Per seizoen worden twee volledige weekmenu’s aangeboden. Om de recepten gemakkelijk te typeren hebben Eke Mariën en Lenno Munnikes de zeven dagen beschreven. Maandag staat voor gemakkelijke gerechten, dinsdag is de vitaminedag, op woensdag wordt er tijd vrijgemaakt voor de kinderen, donderdag wordt er na de fitness snel een potje gekookt – is daarom de mayonaise kant-en-klaar? – en op vrijdag komen de hongerige vrienden langs. Zaterdag wordt er even uitgepuft van de werkweek, en worden er koude maaltijden geserveerd. Uiteraard krijgen de lekkere hapjes (met een bijbehorend wijntje) een plekje op zondag.

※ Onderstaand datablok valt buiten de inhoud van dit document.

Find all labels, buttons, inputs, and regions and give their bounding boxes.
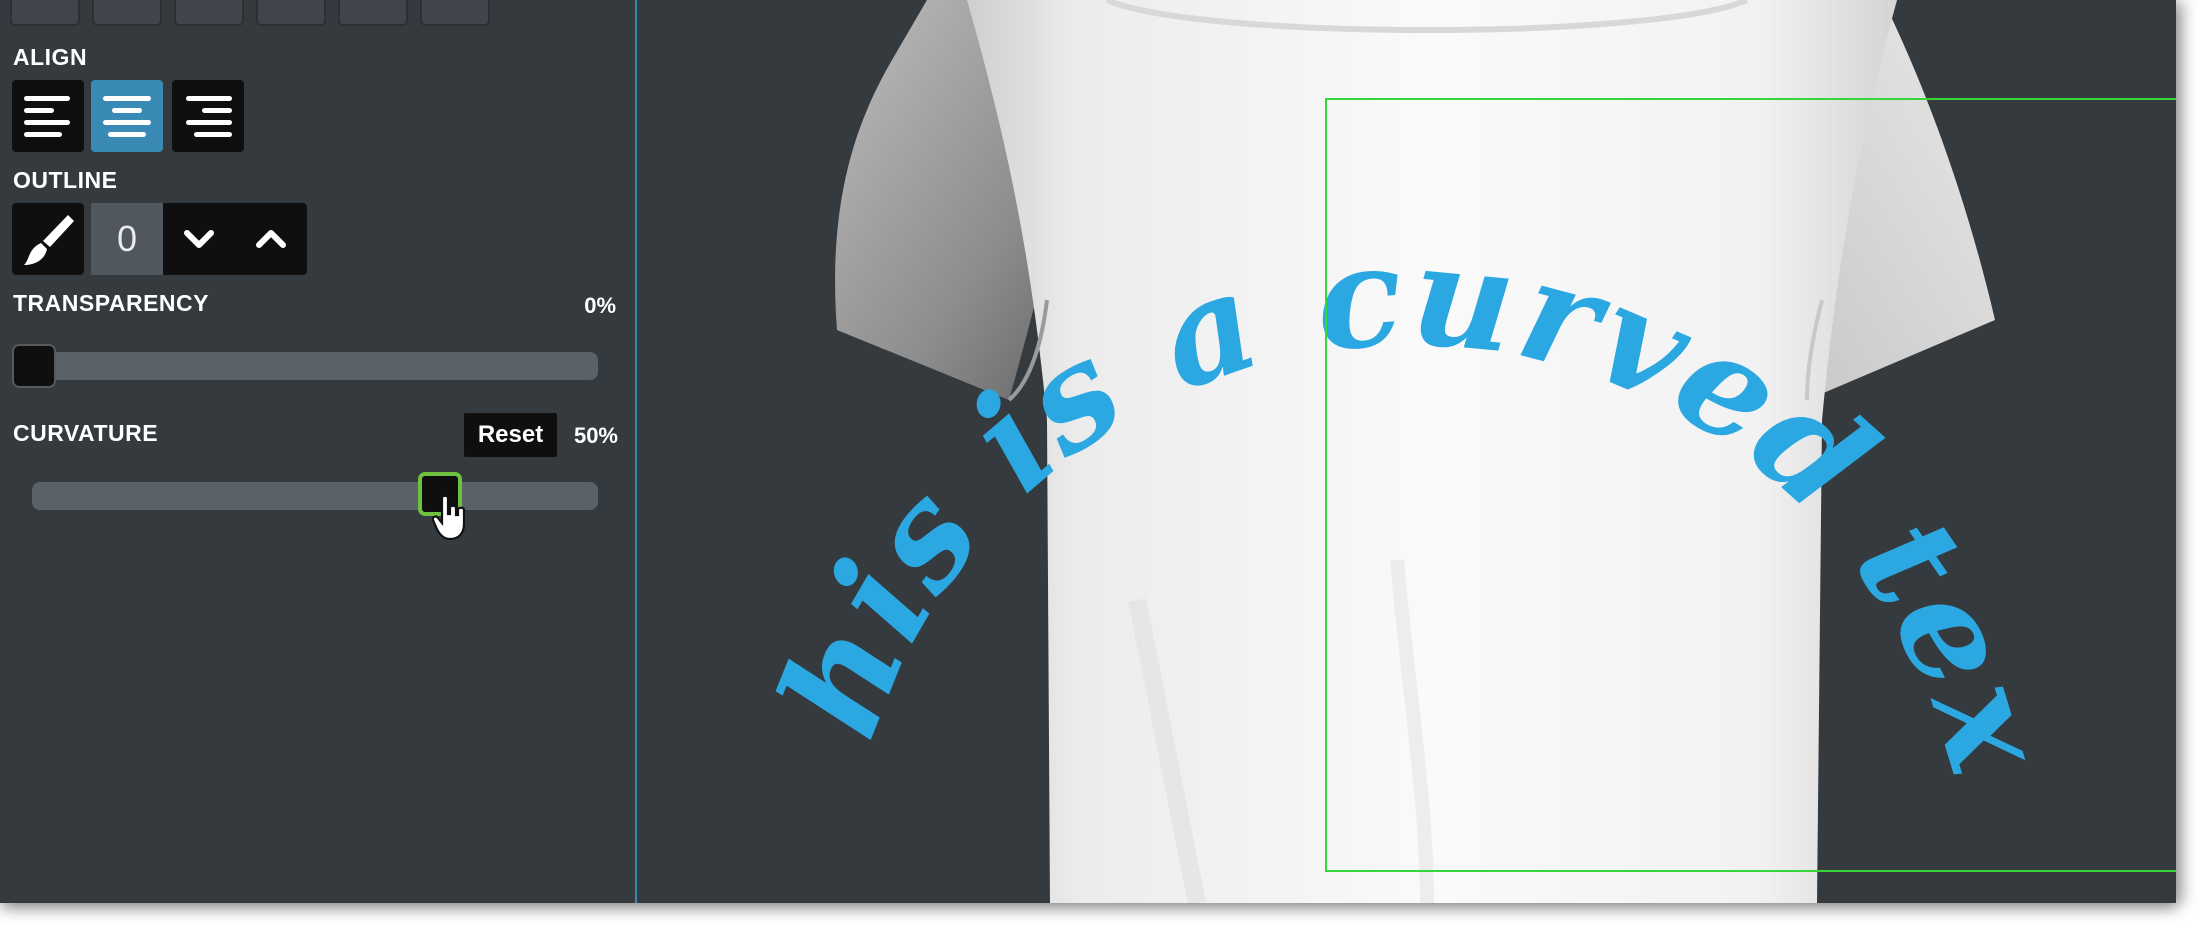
design-canvas[interactable]: This is a curved text <box>637 0 2176 903</box>
align-right-icon <box>184 94 232 138</box>
curvature-value: 50% <box>573 423 618 448</box>
designer-app: ALIGN OUTLINE 0 TRANSPARENCY 0% CURVATUR… <box>0 0 2176 903</box>
outline-increase-button[interactable] <box>235 203 307 275</box>
align-center-button[interactable] <box>91 80 163 152</box>
underline-button[interactable] <box>338 0 408 26</box>
paintbrush-icon <box>24 215 74 265</box>
text-properties-panel: ALIGN OUTLINE 0 TRANSPARENCY 0% CURVATUR… <box>0 0 636 903</box>
align-left-button[interactable] <box>12 80 84 152</box>
font-button[interactable] <box>10 0 80 26</box>
transparency-value: 0% <box>584 293 616 318</box>
align-left-icon <box>24 94 72 138</box>
align-right-button[interactable] <box>172 80 244 152</box>
bold-button[interactable] <box>174 0 244 26</box>
italic-button[interactable] <box>256 0 326 26</box>
color-button[interactable] <box>92 0 162 26</box>
transparency-label: TRANSPARENCY <box>13 290 209 316</box>
align-label: ALIGN <box>13 44 88 70</box>
curvature-reset-button[interactable]: Reset <box>464 413 557 457</box>
more-button[interactable] <box>420 0 490 26</box>
align-center-icon <box>103 94 151 138</box>
hand-cursor-icon <box>432 494 466 541</box>
curvature-slider[interactable] <box>32 482 598 510</box>
transparency-slider[interactable] <box>12 352 598 380</box>
outline-color-button[interactable] <box>12 203 84 275</box>
curved-text[interactable]: This is a curved text <box>637 0 2081 793</box>
outline-label: OUTLINE <box>13 167 118 193</box>
outline-width-value[interactable]: 0 <box>91 203 163 275</box>
chevron-down-icon <box>184 230 214 248</box>
transparency-slider-thumb[interactable] <box>12 344 56 388</box>
curved-text-layer[interactable]: This is a curved text <box>637 0 2176 903</box>
outline-decrease-button[interactable] <box>163 203 235 275</box>
chevron-up-icon <box>256 230 286 248</box>
curvature-label: CURVATURE <box>13 420 159 446</box>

Hoewel er een strikte afbakening in de seizoenen wordt nageleefd, staat het gerecht ‘Stoofvlees met spek, zilverui en rode kool’ in de categorie ‘lente’. Terwijl Mariën en Munnikes later zelf toegeven dat het een wintergerecht is. Verwarrend.
Toch is het vreemd dat de boerenjongens dwepen met inheemse producten, als zelfs hun bedrijfsnaam verwijst naar een exportproduct. Boerenjongens zijn namelijk in brandewijn ingelegde rozijnen. En die inconsequentie is ook aan te treffen in hun recepten. Zo gebruiken ze brood uit Rotterdam, omdat enkel het brood van bakkerij Vanmenno een knapperige broodkorst zou hebben. Ook zijn alle gerechten standaard voorzien van niet-Hollandse basisproducten als rijst, pasta, kruiden of couscous. Hoewel in de inleiding uitvoerig geschermd wordt met terroir, is het hard zoeken om die terug te vinden. Met een beetje moeite kan je misschien van een Hollands mediterrane stijl spreken.
Het merendeel van de gerechten heeft echter krachtige smaakcombinaties zoals het duo venkeltaart - blauwschimmelkaas. Met een extra vermelding voor de salade met pompoen, sinaasappel en oude geitenkaas. De kruidige dragon blijkt perfect gezelschap voor de rauwe pompoen te zijn.
De extra’s: er staat informatie in over vergeten/onbekende groenteparels als meiknol, postelein en pastinaak en gele bieten. De heren duiden ook al hun vaste leveranciers voor kaas, vis, vlees en groenten aan. Daarnaast kon er natuurlijk ook geen groenten- en fruitkalender ontbreken.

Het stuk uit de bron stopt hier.